On critically coupled (s_1, s_2)-fractional system of Schr\"odinger equations with Hardy potential

TL;DR

This paper investigates the existence of bound and ground state solutions for a coupled fractional Schr"odinger system with Hardy potentials, employing variational methods and concentration-compactness principles.

Contribution

It establishes new existence results for ground states of a coupled fractional Schr"odinger system with Hardy potentials under specific conditions.

Findings

Existence of ground state solutions proven.

Application of mountain-pass theorem and concentration-compactness.

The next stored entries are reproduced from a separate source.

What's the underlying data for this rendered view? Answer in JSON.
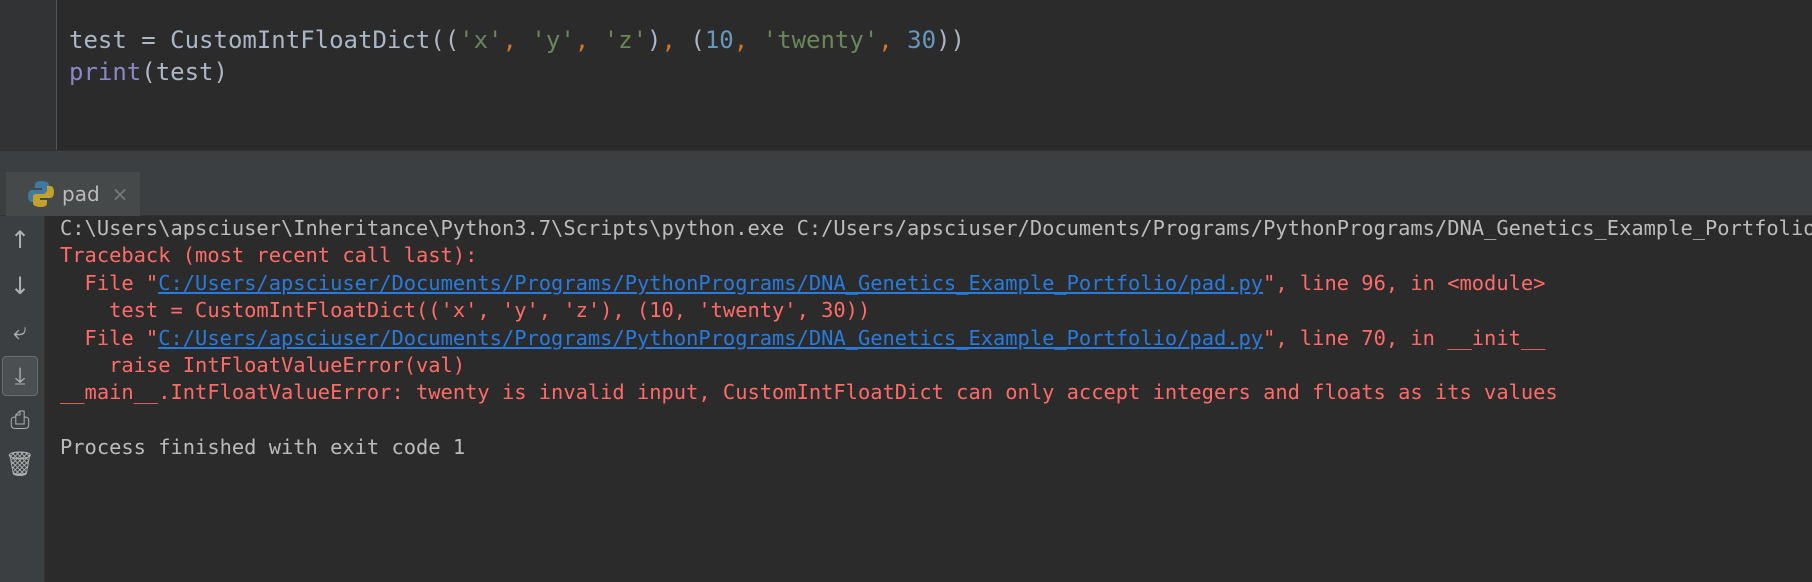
{
  "editor": {
    "line1": {
      "var": "test",
      "op": " = ",
      "cls": "CustomIntFloatDict",
      "p1": "((",
      "s1": "'x'",
      "c1": ", ",
      "s2": "'y'",
      "c2": ", ",
      "s3": "'z'",
      "p2": ")",
      "c3": ", ",
      "p3": "(",
      "n1": "10",
      "c4": ", ",
      "s4": "'twenty'",
      "c5": ", ",
      "n2": "30",
      "p4": "))"
    },
    "line2": {
      "fn": "print",
      "rest": "(test)"
    }
  },
  "run_tab": {
    "label": "pad",
    "close": "×"
  },
  "toolbar": {
    "up": "↑",
    "down": "↓",
    "wrap": "⤶",
    "scroll_end": "⤓",
    "print": "⎙",
    "trash": "🗑"
  },
  "console": {
    "command": "C:\\Users\\apsciuser\\Inheritance\\Python3.7\\Scripts\\python.exe C:/Users/apsciuser/Documents/Programs/PythonPrograms/DNA_Genetics_Example_Portfolio/pad.py",
    "traceback": "Traceback (most recent call last):",
    "frame1_prefix": "  File \"",
    "frame1_link": "C:/Users/apsciuser/Documents/Programs/PythonPrograms/DNA_Genetics_Example_Portfolio/pad.py",
    "frame1_suffix": "\", line 96, in <module>",
    "frame1_code": "    test = CustomIntFloatDict(('x', 'y', 'z'), (10, 'twenty', 30))",
    "frame2_prefix": "  File \"",
    "frame2_link": "C:/Users/apsciuser/Documents/Programs/PythonPrograms/DNA_Genetics_Example_Portfolio/pad.py",
    "frame2_suffix": "\", line 70, in __init__",
    "frame2_code": "    raise IntFloatValueError(val)",
    "error": "__main__.IntFloatValueError: twenty is invalid input, CustomIntFloatDict can only accept integers and floats as its values",
    "exit": "Process finished with exit code 1"
  }
}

Conditions on parameters and functions ensuring solutions.

Abstract

In this article, our main concern is to study the existence of bound and ground state solutions for the following fractional system of Schr\"{o}dinger equations with Hardy potentials: \begin{equation*} \left\{ \begin{aligned} (-\Delta)^{s_{1}} u - \lambda_{1} \frac{u~~}{|x|^{2s_{1}}} - u^{2_{s_{1}}^{*}-1} = \nu \alpha h(x) u^{\alpha-1}v^{\beta} & \quad \mbox{in} ~ \mathbb{R}^{N}, (-\Delta)^{s_{2}} v - \lambda_{2} \frac{v~~}{|x|^{2s_{2}}} - v^{2_{s_{2}}^{*}-1} = \nu \beta h(x) u^{\alpha}v^{\beta-1} & \quad \mbox{in} ~ \mathbb{R}^{N}, u,v >0 \quad \mbox{in} ~ \mathbb{R}^{N} \setminus \{0\}, \end{aligned} \right. \end{equation*} where $s_{1},s_{2} \in (0,1)~\text{and}~\lambda_{i}\in (0, \Lambda_{N,s_{i}})$ with $\Lambda_{N,s_{i}} = 2 \pi^{N/2} \frac{\Gamma^{2}(\frac{N+2s_i}{4}) \Gamma(\frac{N+2s_i}{2})}{\Gamma^{2}(\frac{N-2s_i}{4}) ~|\Gamma(-s_{i})|}, (i=1,2)$. By imposing certain assumptions on the parameters and on the function h, we obtain ground-state solutions using the concentration-compactness principle and the mountain-pass theorem.